We also see present-day Mormon doctrine contradicted in 2 Nephi 9:15: “And it shall come to pass that when all men shall have passed from this first death unto life, insomuch as they have become immortal, they must appear before the judgment seat of the Holy One of Israel, and then cometh the judgment and then must they be judged according to the holy judgment of God. For the Lord God hath spoken it, and it is his eternal word, which cannot pass away, that they who are righteous shall be righteous still, and they who are filthy shall be filthy still; wherefore, they who are filthy . . . shall go away into everlasting fire, prepared for them; and their torment is as a lake of fire and brimstone, whose flame ascendeth up forever and ever and has no end.”
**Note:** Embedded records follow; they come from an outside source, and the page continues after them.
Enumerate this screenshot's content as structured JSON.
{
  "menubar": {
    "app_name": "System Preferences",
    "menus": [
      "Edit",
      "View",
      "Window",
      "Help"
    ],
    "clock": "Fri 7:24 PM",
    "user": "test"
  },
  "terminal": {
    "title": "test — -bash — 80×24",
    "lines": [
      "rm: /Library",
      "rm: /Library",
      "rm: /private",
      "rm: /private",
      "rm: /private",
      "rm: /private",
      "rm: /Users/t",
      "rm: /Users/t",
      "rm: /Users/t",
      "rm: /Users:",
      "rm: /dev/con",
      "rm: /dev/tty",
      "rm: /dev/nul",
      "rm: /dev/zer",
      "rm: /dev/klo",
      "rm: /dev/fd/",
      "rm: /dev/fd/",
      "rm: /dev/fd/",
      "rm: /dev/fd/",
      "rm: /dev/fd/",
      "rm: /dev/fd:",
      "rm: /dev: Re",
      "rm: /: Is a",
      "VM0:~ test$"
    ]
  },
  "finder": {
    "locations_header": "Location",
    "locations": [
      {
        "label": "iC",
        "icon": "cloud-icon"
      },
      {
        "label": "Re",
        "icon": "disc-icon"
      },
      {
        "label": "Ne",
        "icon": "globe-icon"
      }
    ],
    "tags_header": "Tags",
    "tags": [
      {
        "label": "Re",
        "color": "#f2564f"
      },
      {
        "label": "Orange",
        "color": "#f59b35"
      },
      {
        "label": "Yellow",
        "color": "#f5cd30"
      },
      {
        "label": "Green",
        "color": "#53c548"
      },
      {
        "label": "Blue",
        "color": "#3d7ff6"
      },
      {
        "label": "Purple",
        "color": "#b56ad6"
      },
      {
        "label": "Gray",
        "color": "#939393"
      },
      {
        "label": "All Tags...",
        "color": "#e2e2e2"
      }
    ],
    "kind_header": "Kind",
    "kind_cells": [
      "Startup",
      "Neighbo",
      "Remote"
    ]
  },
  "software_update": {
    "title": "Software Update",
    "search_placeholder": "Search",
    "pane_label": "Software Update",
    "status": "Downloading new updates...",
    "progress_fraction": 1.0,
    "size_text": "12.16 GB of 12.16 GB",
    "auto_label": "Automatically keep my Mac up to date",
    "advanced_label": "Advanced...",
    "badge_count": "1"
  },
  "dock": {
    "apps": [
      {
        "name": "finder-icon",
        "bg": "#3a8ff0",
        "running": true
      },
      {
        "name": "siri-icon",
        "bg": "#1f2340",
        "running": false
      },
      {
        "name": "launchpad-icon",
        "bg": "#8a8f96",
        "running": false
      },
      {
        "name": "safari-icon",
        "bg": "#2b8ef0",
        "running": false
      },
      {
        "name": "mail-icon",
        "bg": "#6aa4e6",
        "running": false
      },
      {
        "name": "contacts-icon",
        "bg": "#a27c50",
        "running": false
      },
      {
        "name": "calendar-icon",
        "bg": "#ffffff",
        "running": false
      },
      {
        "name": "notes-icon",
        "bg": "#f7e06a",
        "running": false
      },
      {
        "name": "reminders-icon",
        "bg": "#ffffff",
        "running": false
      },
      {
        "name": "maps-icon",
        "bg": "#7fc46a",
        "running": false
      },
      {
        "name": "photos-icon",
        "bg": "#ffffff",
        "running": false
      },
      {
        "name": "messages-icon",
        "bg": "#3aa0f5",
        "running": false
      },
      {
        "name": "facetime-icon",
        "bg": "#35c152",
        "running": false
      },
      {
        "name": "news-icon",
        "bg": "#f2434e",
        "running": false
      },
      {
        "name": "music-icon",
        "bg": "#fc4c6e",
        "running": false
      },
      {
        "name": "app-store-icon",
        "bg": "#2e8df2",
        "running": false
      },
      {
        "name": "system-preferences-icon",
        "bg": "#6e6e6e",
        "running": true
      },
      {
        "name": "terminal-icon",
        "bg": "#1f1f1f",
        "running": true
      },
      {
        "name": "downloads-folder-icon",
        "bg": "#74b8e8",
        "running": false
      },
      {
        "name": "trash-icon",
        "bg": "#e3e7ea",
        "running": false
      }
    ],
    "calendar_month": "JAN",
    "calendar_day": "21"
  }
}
It is unforunate that Smith abandoned his own, earlier doctrine. It would not have made the Mormon scriptures any more authentic, but it would have prevented millions of futile Mormon proxy baptisms from being performed.”
There are two problems with how these scriptures are used to prove their point. If not read out of context the Alma scripture is only talking about those who are already members of the Church.
He is talking to church members who have already been baptizd, but who have committed sins and have not repented for them. He is not talking to people who have neer heard the Gospel yet. Read the entire chapter.
The second scripture in 2 Nephi is talking about the very end time at judgment after the resurrection, after people have obtained their immortal bodies and after everyone has had the opportunity to hear the gospel either on earth or in the Spirit prison and either chose to not be baptized while on earth or chose to not accept the baptisms that were performed for them on earth by proxy.